Good point. I was thinking of going for this product myself until it was pointed out recently that the T&C state no interest will be paid in any month of a withdrawal.


----------



## Marc (11 Mar 2009)

Re the view that Deposit accounts are a low-risk investment. In nominal terms, yes, your nominal savings are relatively safe. In real terms however, adjusted for inflation, it can be a very different story.

Here is a simple logical argument for all savers to consider:

A simple definition of inflation is "too much money chasing too few goods" 
Governments around the world are now printing money (quantitive easing). 

The quantity of money in circulation is increasing, which all things being equal might be expected to result in higher inflation. 

In the words of the economist Roger Bootle, ‘the umpteen billions of dollars which have been magicked out of nowhere must return whence they came"

For a more detailed explanation of the issues have a look at this:

[broken link removed]

Remember that real interest rates in the 1970s were negative. That is to say the net rate of interest paid to savers allowing for inflation was negative. Each and every year the value of their savings account declined in value.

If real interest rates remain below inflation, the credit crisis will unwind as the burden of debt is reduced in the economy. Those with existing debts will see an improvement in their financial position whilst those with savings on deposit, will see the value of their savings reduce. 

Low interest rates and high inflation will be terrible news for savers.

What should a cautious saver do to offset the risk of inflation?

Ideally, one needs a secure form of investment which offers the potential to appreciate as inflation feeds into the economy.

There are two simple options to consider:

1) Inflation linked government bonds
These offer a government-backed interest payment and inflation protection on the capital invested. However, they have two risks here:
i) Currency risk - movements in currency rates can swamp movements in bond returns so US$ or £ bonds which are un-hedged can create serious problems for a € investor.
ii) Maturity risk - most bonds are issued with very long durations typically 20 or 30 years. Small movements in interest rates can have a very large impact on the movement in prices. The price of bonds moves inverse to the movement in interest rates. So, a low interest yield purchased today, can spell a lot of trouble if interest rates increase.

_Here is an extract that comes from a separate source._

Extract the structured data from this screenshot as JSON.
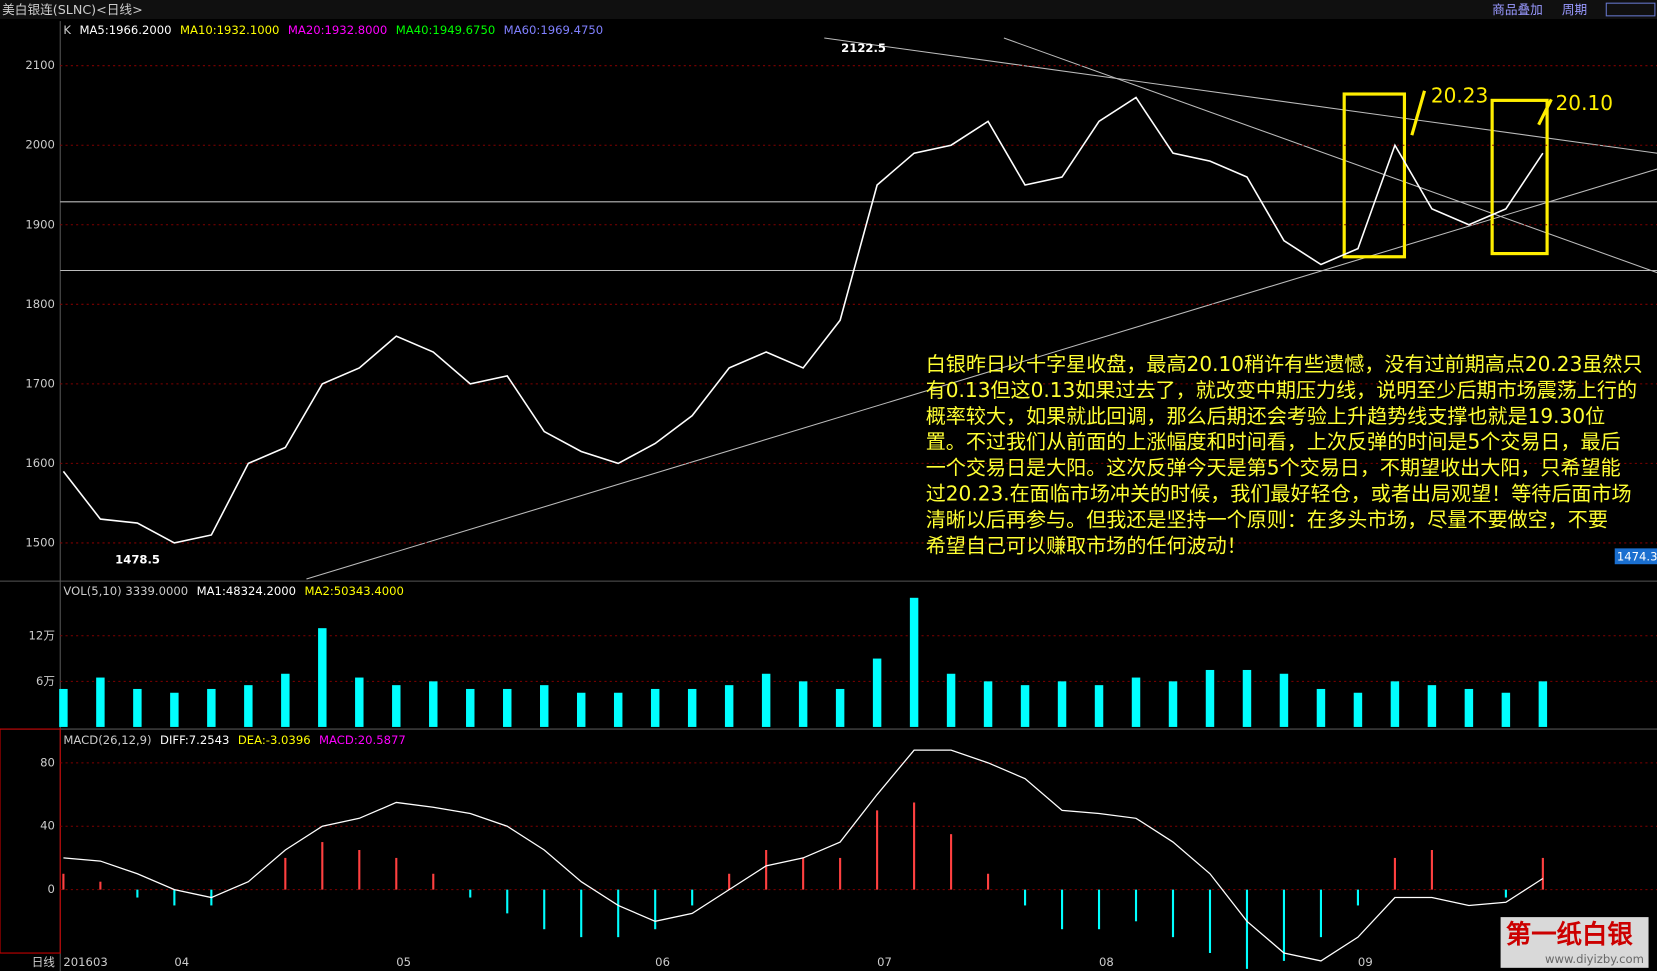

2) The second option is therefore what was once described by a Professor of Finance as an "inflation hedge fund" 

Savers purchase a euro currency hedged, short-term government bond fund. This offers a high level of security for the cautious investor since they are buying government debt rather than corporate debts. Furthermore this actually offers very good protection against inflation.

The reason is that the bonds are held for a relatively short period of time (sometimes only a few months) they then mature and the proceeds are reinvested into new short-term bonds. Each time the bonds are reinvested, the investor gets to benefit from any changes in interest rates and inflation expectations. 

The result is less volatility in prices (the thing most cautious savers are trying to avoid) but with a higher expected return than a deposit account over time.

Why would we buy a fund rather than simply buying a bund on the German market? Two reasons diversification and tax.

Diversification is the closest thing that an investor has to a "free lunch" 

A government bond purchased directly is subject to marginal tax at up to 41% whereas a bond purchased through a fund is only subject to exit tax.

The solution?
How about a slice invested in a Euro currency-hedged, Irish Domiciled, Global Short-Dated Bond fund with an annual management charge of just 0.25%pa?

This is what we recommend for our cautious clients.


----------